On peut considérer le médiateur numérique comme un artisan du numérique, loin des approches normées ou industrielles. C’est aussi là son grand intérêt. Chacun exerce ce métier à sa manière, en fonction de sa personnalité, avec des styles variés. L’étude de Franche-Comté a décelé les multiples façons d’exercer ce travail. Il y a le médiateur-instituteur, le médiateur-animateur, le médiateur-assistant-social, le médiateur-conteur, le médiateur-militant, le médiateur-formateur, le médiateur-consultant ou encore le médiateur-coach. Les habiletés professionnelles se multiplient.
Cette approche artisanale du métier de médiateur numérique est d’autant plus importante qu’elle permet de travailler au plus près des spécificités des publics et de leurs territoires. Il est donc essentiel de conserver cette authenticité et cette proximité pour engager les publics vers le numérique de manière efficace et personnalisée.
Deux approches différentes
L’étude souligne aussi deux conduites distinctes en vue de permettre la médiation numérique. Il y a l’approche « techno-utilitariste » et celle décrite comme l’approche « culturelle ». L’approche techno-utilitariste est centrée sur la manipulation des outils numériques et vise à transmettre les bonnes pratiques.
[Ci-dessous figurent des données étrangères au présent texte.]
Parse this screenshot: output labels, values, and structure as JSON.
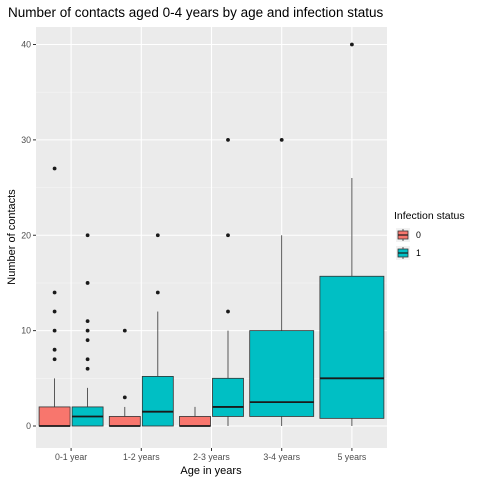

Elle s’inspire d’un modèle comportementaliste et suit une progression pédagogique précise. L’approche culturelle, en revanche, commence par expliquer l’univers du numérique, ses usages, ses potentialités et ses dangers, en s’appuyant sur les centres d’intérêt des participants. Les médiateurs culturels adaptent constamment leur programme pour répondre aux besoins de leur public.
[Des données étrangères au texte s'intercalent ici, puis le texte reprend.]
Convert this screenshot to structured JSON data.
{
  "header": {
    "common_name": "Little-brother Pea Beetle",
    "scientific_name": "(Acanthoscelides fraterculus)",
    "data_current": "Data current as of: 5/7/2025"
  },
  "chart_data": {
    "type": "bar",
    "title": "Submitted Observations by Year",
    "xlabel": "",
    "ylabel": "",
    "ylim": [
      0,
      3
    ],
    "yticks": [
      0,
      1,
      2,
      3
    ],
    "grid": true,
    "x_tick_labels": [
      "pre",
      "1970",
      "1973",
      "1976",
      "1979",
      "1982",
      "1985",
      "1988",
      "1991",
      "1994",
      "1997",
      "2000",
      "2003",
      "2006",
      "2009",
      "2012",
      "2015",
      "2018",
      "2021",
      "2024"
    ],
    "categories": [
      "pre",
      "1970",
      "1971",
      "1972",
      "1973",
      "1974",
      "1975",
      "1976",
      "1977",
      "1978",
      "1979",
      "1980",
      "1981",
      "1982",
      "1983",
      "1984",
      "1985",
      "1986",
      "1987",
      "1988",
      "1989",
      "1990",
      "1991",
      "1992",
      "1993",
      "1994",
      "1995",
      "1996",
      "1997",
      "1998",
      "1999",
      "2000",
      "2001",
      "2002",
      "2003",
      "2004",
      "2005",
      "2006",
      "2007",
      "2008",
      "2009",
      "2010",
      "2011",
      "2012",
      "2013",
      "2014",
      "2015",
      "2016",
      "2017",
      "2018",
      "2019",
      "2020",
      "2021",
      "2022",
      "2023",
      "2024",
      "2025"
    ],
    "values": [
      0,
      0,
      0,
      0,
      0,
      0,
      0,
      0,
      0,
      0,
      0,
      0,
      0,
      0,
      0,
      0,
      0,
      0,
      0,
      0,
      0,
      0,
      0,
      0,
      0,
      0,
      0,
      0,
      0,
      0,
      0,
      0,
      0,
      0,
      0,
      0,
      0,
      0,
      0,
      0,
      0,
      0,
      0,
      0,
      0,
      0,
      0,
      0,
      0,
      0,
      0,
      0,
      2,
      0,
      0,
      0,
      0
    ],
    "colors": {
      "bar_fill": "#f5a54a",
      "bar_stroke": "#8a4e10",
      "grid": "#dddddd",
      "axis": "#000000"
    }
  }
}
L’analyse de ces deux approches montre que les médiateurs adoptant une approche culturelle obtiennent de meilleurs résultats. Ils conservent presque systématiquement leurs participants tout au long du parcours, tandis que ceux qui adoptent une approche techno-utilitariste perdent souvent un grand nombre de participants entre chaque session. Les médiateurs qui s’engagent dans une approche culturelle parviennent à donner du sens aux apprentissages, à motiver et à embarquer leurs publics, en faisant preuve d’un véritable « leadership numérique ».
Cela peut paraitre une évidence, mais l’approche culturelle est bien plus efficace pour favoriser l’engagement des participants dans un processus d’acquisition de compétences nouvelles. Cette approche a un impact direct sur les représentations des participants, modifie leur rapport au numérique et transforme progressivement leur perception d’eux-mêmes et de leur place dans un monde devenu numérique. Cette approche s’appuie sur la dimension sociale et la capacité relationnelle du médiateur.
Un processus et des postures adaptées
La médiation numérique est finalement un processus qui permet d’aider les personnes à développer leurs compétences et leur autonomie dans le domaine du numérique. Le médiateur agit comme un agent culturel qui travaille au développement des savoirs développement, selon la théorie de Vygotsky, pour dynamiser la croissance des compétences des participants. Des postures telles que l’écoute, le dialogue et le questionnement sont essentielles pour comprendre les besoins et les intérêts du public, tandis que l’empathie et la bienveillance sont nécessaires pour instaurer un climat de confiance.
Les médiateurs les plus efficaces sont ceux qui adaptent constamment leur approche en fonction de leurs publics. Ils tiennent compte de leur vulnérabilité tout en démystifiant les outils pour en faciliter l’apprentissage. C’est pourquoi la formation des médiateurs doit mettre l’accent sur ces aspects sociaux liés à la relation d’aide, afin de créer un environnement qui permette le développement des compétences numériques des apprenants en leur rendant confiance en eux.
Source : « La médiation numérique et le métier de médiateur numérique » Livre blanc réalisé par Christian Batal et Jean-Christophe Henrard, à partir d’une étude avec les médiateurs numériques de la région Bourgogne-Franche-Comté, pilotée par MedNum BFC.